Hubungan peruburuhan dalam sistem oousourcing sebagimana yang telah disebutkan diatas sangat merugikan kaum buruh. Penolakan dan terjadinya konflik perbruhan merupakan sebauh kegagalan poduk hukum dalam menampung dan mengeluarkan kebijakan yang berpihak kepada mereka. Terjadilah hubungan yang tidak sehat disatu sisi pengusaha diuntungkan dan dilain sisi buruh dirugikan. Inilah gambaran hubungan buruh dalam sistem outsourcing.
2.1.2. Kedudukan Buruh
Buruh dalam model kerja outsourcing menjadi sosok barang yang diperjualbelikan dengan harga murah, tidak harus menunggu rongsok dan bisa langsung mengganti dengan barang yang lain, dengan kualitas yang lebih bagus dan harga yang murah. Buruh adalah alat atau faktor produksi setelah modal, signifikannya peran buruh sehingga ketidakhadiran buruh, berakibat pada tidak akan tercipta akumulasi modal (capital). Idealnya buruh ditempatkan ditempat yang layak dan dihargai dengan nilai yang tinggi, kerena merakalah yang turut langsung menciptakan produk yang akan dikonsumsi konsumen. Kanyataannya bahwa buruh selalu dikebiri disubordinatkan dan gerakan-gerakannya selalu dilemahkan, karena dianggap akan membahayakan pemilik modal. Inilah wajah kapitaslime, wajah penindasan terhadap hak-hak buruh. Outsourcing adalah model kerja yang mencederai makna HAM dan Demokrasi. Celia Mather, (2008 : 28) mengungkapkan bahwa outsourcing mengakibatkan tiga masalah utama yaitu pertama, tersingkirnya buruh dari meja atau kesepakatan negosiasi; kedua, tidak adanya tanggung jawab hukum perusahaan terhadap buruh; ketiga berkurangnya buruh tetap sehingga semua buruh masuk kedalam outsourcing, kondisi buruh dalam ketidakpastian. Menurut Celia Mather (2008 : 37), perusahaan inti melalui kontrator penyedia jasa memberikan upah yang jauh lebih rendah daripada buruh tetap, mereka terhindar dari penyediaan tunjangan-tunjangan seperti pensiun, asuransi kesehatan, kematian atau kecelakaan, sakit dibayar, cuti dibayar, tunjangan melahirkan.

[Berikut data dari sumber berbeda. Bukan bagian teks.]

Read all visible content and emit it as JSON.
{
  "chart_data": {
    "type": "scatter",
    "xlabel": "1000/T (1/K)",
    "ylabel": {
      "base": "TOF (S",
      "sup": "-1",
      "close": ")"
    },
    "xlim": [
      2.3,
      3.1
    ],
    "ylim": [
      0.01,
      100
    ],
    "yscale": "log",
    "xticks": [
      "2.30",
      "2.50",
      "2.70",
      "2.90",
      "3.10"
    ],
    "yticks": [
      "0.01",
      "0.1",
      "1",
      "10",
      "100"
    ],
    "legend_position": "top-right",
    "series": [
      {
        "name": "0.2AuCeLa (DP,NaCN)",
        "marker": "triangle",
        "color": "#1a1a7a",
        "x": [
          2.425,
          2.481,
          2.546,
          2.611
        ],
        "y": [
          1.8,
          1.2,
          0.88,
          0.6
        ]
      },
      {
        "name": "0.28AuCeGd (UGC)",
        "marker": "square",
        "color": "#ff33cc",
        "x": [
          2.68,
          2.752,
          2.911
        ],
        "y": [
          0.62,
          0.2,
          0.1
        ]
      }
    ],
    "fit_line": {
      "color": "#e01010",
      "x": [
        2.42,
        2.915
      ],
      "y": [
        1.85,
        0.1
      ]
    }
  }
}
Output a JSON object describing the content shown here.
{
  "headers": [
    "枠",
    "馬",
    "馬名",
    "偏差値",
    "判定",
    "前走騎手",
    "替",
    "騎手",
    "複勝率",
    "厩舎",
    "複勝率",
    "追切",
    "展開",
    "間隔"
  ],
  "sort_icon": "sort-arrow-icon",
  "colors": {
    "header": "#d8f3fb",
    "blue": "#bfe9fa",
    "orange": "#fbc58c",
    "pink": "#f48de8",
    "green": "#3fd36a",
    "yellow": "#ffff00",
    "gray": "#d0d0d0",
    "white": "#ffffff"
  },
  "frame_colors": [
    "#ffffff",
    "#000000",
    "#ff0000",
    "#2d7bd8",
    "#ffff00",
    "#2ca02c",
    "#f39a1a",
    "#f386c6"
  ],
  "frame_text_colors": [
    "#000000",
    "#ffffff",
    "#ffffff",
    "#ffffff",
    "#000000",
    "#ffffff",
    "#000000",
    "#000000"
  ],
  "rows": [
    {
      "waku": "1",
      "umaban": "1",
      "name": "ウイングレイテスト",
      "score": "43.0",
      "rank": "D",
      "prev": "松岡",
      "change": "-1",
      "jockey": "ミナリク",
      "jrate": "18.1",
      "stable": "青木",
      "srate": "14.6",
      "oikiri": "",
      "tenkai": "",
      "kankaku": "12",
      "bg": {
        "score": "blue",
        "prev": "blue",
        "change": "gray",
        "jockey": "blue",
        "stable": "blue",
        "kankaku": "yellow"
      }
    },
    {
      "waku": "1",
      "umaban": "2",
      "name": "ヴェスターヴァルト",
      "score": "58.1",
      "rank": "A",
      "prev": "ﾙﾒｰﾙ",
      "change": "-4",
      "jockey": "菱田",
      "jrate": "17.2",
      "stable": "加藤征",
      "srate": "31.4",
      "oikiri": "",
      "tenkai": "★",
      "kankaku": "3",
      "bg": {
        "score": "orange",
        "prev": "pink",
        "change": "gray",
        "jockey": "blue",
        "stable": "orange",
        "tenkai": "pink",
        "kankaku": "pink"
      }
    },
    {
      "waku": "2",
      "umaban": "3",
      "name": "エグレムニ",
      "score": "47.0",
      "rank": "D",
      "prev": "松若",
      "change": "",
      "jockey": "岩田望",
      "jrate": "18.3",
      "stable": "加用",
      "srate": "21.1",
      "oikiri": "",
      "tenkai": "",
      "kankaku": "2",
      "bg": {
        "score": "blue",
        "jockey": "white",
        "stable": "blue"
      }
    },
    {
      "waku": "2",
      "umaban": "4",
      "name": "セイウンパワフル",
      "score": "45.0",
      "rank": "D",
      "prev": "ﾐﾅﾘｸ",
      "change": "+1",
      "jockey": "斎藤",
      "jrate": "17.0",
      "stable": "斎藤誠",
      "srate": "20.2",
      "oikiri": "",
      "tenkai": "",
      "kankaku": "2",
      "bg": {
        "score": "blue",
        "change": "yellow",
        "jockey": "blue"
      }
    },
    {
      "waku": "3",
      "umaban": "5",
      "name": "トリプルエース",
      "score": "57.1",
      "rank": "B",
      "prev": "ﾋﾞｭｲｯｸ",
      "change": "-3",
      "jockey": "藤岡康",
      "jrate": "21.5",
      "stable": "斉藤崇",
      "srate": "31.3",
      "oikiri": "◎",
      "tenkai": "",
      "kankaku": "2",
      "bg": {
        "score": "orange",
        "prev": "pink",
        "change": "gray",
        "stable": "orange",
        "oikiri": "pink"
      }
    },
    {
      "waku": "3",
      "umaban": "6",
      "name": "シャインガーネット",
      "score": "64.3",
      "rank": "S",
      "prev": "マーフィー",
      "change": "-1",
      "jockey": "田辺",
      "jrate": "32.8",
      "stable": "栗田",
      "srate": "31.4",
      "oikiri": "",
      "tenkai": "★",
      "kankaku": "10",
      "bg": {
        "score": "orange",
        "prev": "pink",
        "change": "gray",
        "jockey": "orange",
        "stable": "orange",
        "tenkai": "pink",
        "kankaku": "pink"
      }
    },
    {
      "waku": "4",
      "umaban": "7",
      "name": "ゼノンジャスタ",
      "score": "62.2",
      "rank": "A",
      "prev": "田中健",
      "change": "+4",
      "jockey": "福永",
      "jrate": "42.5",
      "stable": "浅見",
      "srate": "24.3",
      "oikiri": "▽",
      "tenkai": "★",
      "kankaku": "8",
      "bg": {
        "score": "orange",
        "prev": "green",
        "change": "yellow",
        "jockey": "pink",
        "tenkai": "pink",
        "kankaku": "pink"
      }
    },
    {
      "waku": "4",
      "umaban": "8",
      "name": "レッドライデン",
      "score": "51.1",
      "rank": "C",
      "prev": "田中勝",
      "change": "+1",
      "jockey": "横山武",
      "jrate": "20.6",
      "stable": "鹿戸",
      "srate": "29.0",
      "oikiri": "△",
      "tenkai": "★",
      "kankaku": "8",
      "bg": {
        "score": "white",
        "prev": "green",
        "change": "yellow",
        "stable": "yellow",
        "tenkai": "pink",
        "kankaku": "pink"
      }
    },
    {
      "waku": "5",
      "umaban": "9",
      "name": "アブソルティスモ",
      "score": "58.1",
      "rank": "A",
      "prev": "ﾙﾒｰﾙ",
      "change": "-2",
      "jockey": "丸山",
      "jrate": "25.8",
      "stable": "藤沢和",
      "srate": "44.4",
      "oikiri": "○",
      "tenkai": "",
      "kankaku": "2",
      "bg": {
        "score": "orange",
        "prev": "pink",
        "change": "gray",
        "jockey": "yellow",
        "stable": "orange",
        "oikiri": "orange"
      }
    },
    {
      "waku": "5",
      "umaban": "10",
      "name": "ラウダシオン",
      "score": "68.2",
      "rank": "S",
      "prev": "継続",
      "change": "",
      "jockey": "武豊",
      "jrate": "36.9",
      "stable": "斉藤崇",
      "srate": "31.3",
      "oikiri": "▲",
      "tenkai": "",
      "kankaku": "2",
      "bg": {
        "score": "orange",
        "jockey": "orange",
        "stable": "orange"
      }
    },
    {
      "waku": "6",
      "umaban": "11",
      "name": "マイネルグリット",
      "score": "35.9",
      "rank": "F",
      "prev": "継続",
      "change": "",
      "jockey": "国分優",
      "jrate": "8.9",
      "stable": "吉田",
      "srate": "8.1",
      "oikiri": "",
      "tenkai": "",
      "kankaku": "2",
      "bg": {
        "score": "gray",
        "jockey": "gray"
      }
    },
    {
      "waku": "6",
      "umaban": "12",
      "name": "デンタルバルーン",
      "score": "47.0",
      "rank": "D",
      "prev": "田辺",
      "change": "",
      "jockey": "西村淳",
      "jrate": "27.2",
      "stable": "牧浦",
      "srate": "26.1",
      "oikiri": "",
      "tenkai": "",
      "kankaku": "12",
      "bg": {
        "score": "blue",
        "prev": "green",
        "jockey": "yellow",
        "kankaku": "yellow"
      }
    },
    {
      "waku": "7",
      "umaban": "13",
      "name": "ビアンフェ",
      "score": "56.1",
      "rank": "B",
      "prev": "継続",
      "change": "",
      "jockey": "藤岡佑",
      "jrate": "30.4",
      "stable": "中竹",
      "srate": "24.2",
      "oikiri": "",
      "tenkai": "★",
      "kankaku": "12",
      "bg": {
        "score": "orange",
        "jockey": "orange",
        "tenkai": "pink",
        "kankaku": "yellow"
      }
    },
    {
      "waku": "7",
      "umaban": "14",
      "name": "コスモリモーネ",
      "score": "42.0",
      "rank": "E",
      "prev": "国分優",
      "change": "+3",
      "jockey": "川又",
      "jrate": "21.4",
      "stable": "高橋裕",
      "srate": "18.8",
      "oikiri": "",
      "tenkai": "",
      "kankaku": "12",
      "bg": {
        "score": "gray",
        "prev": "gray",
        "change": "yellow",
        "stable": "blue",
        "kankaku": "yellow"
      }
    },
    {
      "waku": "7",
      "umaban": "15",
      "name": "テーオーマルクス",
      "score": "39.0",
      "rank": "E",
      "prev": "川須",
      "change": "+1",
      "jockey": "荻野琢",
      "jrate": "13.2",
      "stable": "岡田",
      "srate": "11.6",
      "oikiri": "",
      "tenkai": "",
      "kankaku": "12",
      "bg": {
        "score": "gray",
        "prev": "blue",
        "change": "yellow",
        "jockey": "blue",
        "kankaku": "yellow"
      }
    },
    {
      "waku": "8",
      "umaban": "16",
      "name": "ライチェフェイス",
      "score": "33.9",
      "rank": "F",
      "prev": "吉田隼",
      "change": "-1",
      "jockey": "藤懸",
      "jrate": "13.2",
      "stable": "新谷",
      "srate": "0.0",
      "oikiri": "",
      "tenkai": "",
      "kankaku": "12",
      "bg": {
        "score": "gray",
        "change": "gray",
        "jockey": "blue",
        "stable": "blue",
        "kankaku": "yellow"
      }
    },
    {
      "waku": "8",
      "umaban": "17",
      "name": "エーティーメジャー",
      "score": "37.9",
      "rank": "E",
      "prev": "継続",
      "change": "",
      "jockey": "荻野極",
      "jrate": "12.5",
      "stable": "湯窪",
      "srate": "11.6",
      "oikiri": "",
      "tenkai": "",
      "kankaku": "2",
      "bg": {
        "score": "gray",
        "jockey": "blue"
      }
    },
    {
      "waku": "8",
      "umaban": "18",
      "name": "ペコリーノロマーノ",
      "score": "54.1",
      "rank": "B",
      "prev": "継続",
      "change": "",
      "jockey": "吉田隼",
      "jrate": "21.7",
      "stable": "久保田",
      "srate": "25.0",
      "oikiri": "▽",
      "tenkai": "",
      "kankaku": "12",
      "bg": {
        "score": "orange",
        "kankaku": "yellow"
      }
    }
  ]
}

Keberadaan buruh berstatus outsorcing pada gilirannya akan melemahkan perjuangan kolektif buruh melalui serikat buruh, sebagai elemen pemaksa bagi terpenuhinya hak-hak buruh. Sebab, buruh outsourcing bergerak sebagai individu yang mengadakan hubungan kerja dengan perusahaan secara langsung, atau buruh yang disalurkan oleh lembaga outsourcing (jasa penyalur tenaga kerja), kepada perusahaan, para pihak yang terlibat dalam perjanjian dalam hal ini adalah jasa penyalur tenaga kerja dan perusahaan, sementara buruh outsorcing sendiri berada di bawah kendali jasa penyalur.

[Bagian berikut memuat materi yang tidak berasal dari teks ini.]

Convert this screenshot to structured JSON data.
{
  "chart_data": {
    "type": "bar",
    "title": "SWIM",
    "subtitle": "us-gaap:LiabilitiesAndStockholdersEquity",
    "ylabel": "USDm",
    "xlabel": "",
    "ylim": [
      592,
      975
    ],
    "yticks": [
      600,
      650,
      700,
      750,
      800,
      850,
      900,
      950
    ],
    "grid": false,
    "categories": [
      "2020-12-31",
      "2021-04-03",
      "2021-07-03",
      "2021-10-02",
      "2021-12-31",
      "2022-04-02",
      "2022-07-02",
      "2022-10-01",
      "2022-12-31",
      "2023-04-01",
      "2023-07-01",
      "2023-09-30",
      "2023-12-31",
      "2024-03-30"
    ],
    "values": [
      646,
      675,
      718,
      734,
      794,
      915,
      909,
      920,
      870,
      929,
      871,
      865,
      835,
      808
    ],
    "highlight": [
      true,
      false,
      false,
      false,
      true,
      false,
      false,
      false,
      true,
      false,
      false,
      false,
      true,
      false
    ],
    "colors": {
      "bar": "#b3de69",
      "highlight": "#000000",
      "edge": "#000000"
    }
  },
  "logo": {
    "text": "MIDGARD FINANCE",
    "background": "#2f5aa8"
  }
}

2.2. Indikasi Pengingkaran Hak-Hak Buruh Dalam Sistem Outsourcing
Pengingkaran hak-hak buruh dalam model kerja outsourcing, sebagian telah dijelaskan dalam pembahasan terdahulu. Indikasi pelanggaran kapitalis (pemilik modal) dapat dilihat dari laporan Organisai Nirlaba "Global Alliance for Workers and Communities" mengenai kondisi kerja di sembilan Perusahaan NIKE. Hasil laporan dari wawancara dengan 4.450 buruh, bahwa terjadi penyiksaan dan perlakuan tidak sewajarnya oleh pekerja kontrak (outsourcing), sejumlah 30 persen buruh mengaku pernah melihat atau mengalami pelecehan atau penyiksaan baik secara verbal maupun fisik, termasuk pelecehan seksual (Sri Haryani, 2002 : 45). Laporan tersebut merupakan sebagian kecil dari gambaran bagaimana kondisi buruh dalam sistem outsouring. Untuk memperjelas mengenai indikasi tersebut disini akan digunakan persfektif alienasi dan nilai surplus Karl Marx.

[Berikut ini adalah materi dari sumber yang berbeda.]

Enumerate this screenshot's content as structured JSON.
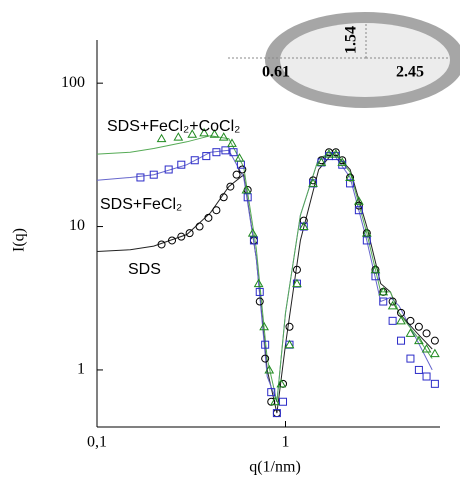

2.2.1. Alienasi Buruh Dalam Sistem Outsourcing
Manusia merupakan mahluk produktif yang mampu menggunakan seperangkat kemampuannya untuk bekerja. Kerja adalah sebuah proses dimana manusia dan alam terlibat dalam sebuah kegiatan produktif. Manusia mempunyai kemampauan untuk mengatur, memulai, dan mengontrol reakasi-reaksi material antara dirinya dan alam.
Marx dalam teori alienasi mengungkapkan empat bentuk alienasi, dalam menganalisis buruh dan perkembangan buruh pada masa kapitalisme awal. Perkembangan kapitalisme dan juga perangkat-perangkat pendukungnya semakin menguatkan eksploitasi dan ekspansi. Buruh outsourcing baik secara struktural maupun fungsional teralienasi. Sistem outsourcing yang melibatkan broker sebagai pihak perantara penyedia buruh, dan juga perusahaan inti yang memanfaatkan buruh telah melakukan praktek alienasi yang tidak bisa ditolerir. Praktik ini sesungguhnya mirip "jual beli manusia" (human trafficking) yang dilegalisasi oleh negara.
Beberapa indikator dari alienasi buruh dalam sistem kerja outsourcing yaitu, pertama; buruh kehilangan kesempatan untuk menyalurkan dan mengontrol sendiri hasilnya kerjanya. Dalam bahasa Marx, buruh teralienasi dari aktivitas produktif, dalam pengertian bahwa buruh tidak bekerja untuk memenuhi kebutuhan mereka, melainkan mereka bekerja untuk kapitalis (Ritzer, 2008 : 56)
Buruh dicetak dan dibentuk seperti mesin yang bekerja untuk pemilik mesin. Buruh kehilangan kreativitas dan kemampuan dasarnya sebagai mahluk produktif untuk mencukupi kebutuhan sendiri. Mereka telah kehilangan hak-hak untuk menciptakan produk sesuai dengan keinginan dan untuk kebutuhan mereka sendiri. Outsourcing melanggengkan perangkap terhadap buruh yang sudah lama terbentuk. Kondisi ini juga didukung dengan kuatnya penguasaan broker dan perusahaan inti terhadap buruh. Senada dengan gambaran diatas dalam kongres ICEM menyatakan bahwa kami memandang outsourcing sebagai bentuk dari perbudakan dan ketidakadilan bagi kemanusiaan (Celia Mather, 2008 : 39).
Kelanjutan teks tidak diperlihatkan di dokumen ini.